Kongeriket Norge
      (Kingdom of Norway)

      Derives from the Old Norse words "nordr" and "vegr" meaning "northern way" and refers to the long coastline of western Norway.

      Two centuries of Viking raids into Europe tapered off following the adoption of Christianity by King Olav Tryggvason in 994. Conversion of the Norwegian kingdom occurred over the next several decades.

      In 1397, Norway was absorbed into a union with Denmark that lasted more than four centuries. In 1814, Norwegians resisted the cession of their country to Sweden and adopted a new constitution. Sweden then invaded Norway but agreed to let Norway keep its constitution in return for accepting the union under a Swedish king. Rising nationalism throughout the 19th century led to a 1905 referendum granting Norway independence (declaring the union with Sweden dissolved. Sweden agreed to the repeal of the union in October of the same year).

      Although Norway remained neutral in World War I, it suffered heavy losses to its shipping. Despite its neutrality, Norway was not able to avoid occupation by Germany in World War II. In 1949, neutrality was abandoned and Norway became a member of NATO.

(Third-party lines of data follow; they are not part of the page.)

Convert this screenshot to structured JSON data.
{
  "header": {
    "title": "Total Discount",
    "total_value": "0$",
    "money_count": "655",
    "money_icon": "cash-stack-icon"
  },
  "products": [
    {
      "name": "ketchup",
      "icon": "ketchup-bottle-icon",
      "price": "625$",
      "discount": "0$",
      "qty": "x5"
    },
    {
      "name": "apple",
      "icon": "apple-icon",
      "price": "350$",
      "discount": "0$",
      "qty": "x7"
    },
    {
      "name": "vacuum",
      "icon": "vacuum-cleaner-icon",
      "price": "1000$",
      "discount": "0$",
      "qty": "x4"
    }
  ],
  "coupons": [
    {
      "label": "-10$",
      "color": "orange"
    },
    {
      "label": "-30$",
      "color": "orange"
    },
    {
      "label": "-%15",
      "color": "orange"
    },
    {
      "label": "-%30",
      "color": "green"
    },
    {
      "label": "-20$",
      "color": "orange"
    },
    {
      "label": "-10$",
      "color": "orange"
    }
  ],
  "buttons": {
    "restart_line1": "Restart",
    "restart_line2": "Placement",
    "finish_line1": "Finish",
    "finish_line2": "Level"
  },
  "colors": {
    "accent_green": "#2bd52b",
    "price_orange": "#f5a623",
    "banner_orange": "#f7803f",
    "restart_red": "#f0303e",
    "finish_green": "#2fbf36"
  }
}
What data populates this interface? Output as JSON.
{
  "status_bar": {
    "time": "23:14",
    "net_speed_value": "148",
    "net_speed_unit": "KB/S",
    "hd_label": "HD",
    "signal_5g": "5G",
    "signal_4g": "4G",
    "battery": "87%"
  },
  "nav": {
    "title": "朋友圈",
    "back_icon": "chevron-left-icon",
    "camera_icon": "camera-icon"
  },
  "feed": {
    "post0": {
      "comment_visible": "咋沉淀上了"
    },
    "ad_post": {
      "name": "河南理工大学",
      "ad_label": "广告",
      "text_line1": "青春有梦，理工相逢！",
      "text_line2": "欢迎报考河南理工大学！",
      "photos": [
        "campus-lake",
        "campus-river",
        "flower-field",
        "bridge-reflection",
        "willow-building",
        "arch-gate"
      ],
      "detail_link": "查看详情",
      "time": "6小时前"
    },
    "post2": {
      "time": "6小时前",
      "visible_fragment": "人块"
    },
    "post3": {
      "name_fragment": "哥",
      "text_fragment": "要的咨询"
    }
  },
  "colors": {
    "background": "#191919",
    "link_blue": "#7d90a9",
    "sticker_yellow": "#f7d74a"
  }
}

      Discovery of oil and gas in adjacent waters in the late 1960s boosted Norway's economic fortunes. Norway asserts a territorial claim in Antarctica (Queen Maud Land and its continental shelf). Despite discussions, Russia and Norway continue to dispute their maritime limits in the Barents Sea and Russia's fishing rights beyond Svalbard's territorial limits within the Svalbard Treaty zone.

      Norway opted to stay out of the EU during a referendum in November 1994. Nonetheless, as a member of the European Economic Area, it contributes in a sizeable way to the EU budget.

      Chief of State: King Harald V (since 17 January 1991); Heir Apparent Crown Prince Haakon Magnus, son of the monarch (born 20 July 1973).

      Head of government: Prime Minister Erna Solberg (since 16 October 2013).

      Constitution Day (17 May) is the National holiday.

      Capital of Norway is Oslo.

      Location: Northern Europe, bordering the North Sea and the North Atlantic Ocean, west of Sweden.
      About two-thirds mountains. Some 50,000 islands off its much indented coastline; one of most rugged and longest coastlines in the world. Norway is the only NATO member having a land boundary with Russia. The area is approximately 323,802 sq km (307,442 sq km land. 16,360 sq km water). Terrain is glaciated. Mostly high plateaus and rugged mountains broken by fertile valleys. There are small, scattered plains, but the coastline is deeply indented by fjords. To the north you will find arctic tundra. Natural hazards include rockslides and avalanches. Climate is temperate along coast, modified by the North Atlantic Current. Norway has a colder interior with increased precipitation, and colder summers causing glaciers to grow. Also, rainy year-round on west coast.

      Population: About 5,265,158 people live in Norway.
      The majority of residents are Norwegian. Approximately 60,000 are of the Sami ethnic group. Main language spoken is Norwegian; Bokmal (official), Nynorsk (official). There are also Sami and Finnish-speaking minorities; Sami is an official language in nine municipalities.

      Religions: Church of Norway (Evangelical Lutheran), other Protestant denominations, Roman Catholic, Muslim, and others.

      Agriculture: Products include barley, wheat, potatoes; pork, beef, veal; fish; milk.

      Exports (commodities): Petroleum and petroleum products, machinery and equipment, metals, chemicals, ships, and fish.

      Economy: The Norwegian economy is a prosperous bastion of welfare capitalism, featuring a combination of free market activity and government intervention. The government controls key areas, such as the vital petroleum sector (through large-scale state enterprises). The country is richly endowed with natural resources (petroleum, hydropower, fish, forests, and minerals). Norway is the world's third-largest natural gas exporter, and seventh largest oil exporter; making one of its largest offshore oil finds in 2011. Norway's economy remains buoyant. Domestic economic activity is, and will continue to be, the main driver of growth, supported by high consumer confidence and strong investment spending in the offshore oil and gas sector.

      Currency: Norwegian krone (NOK).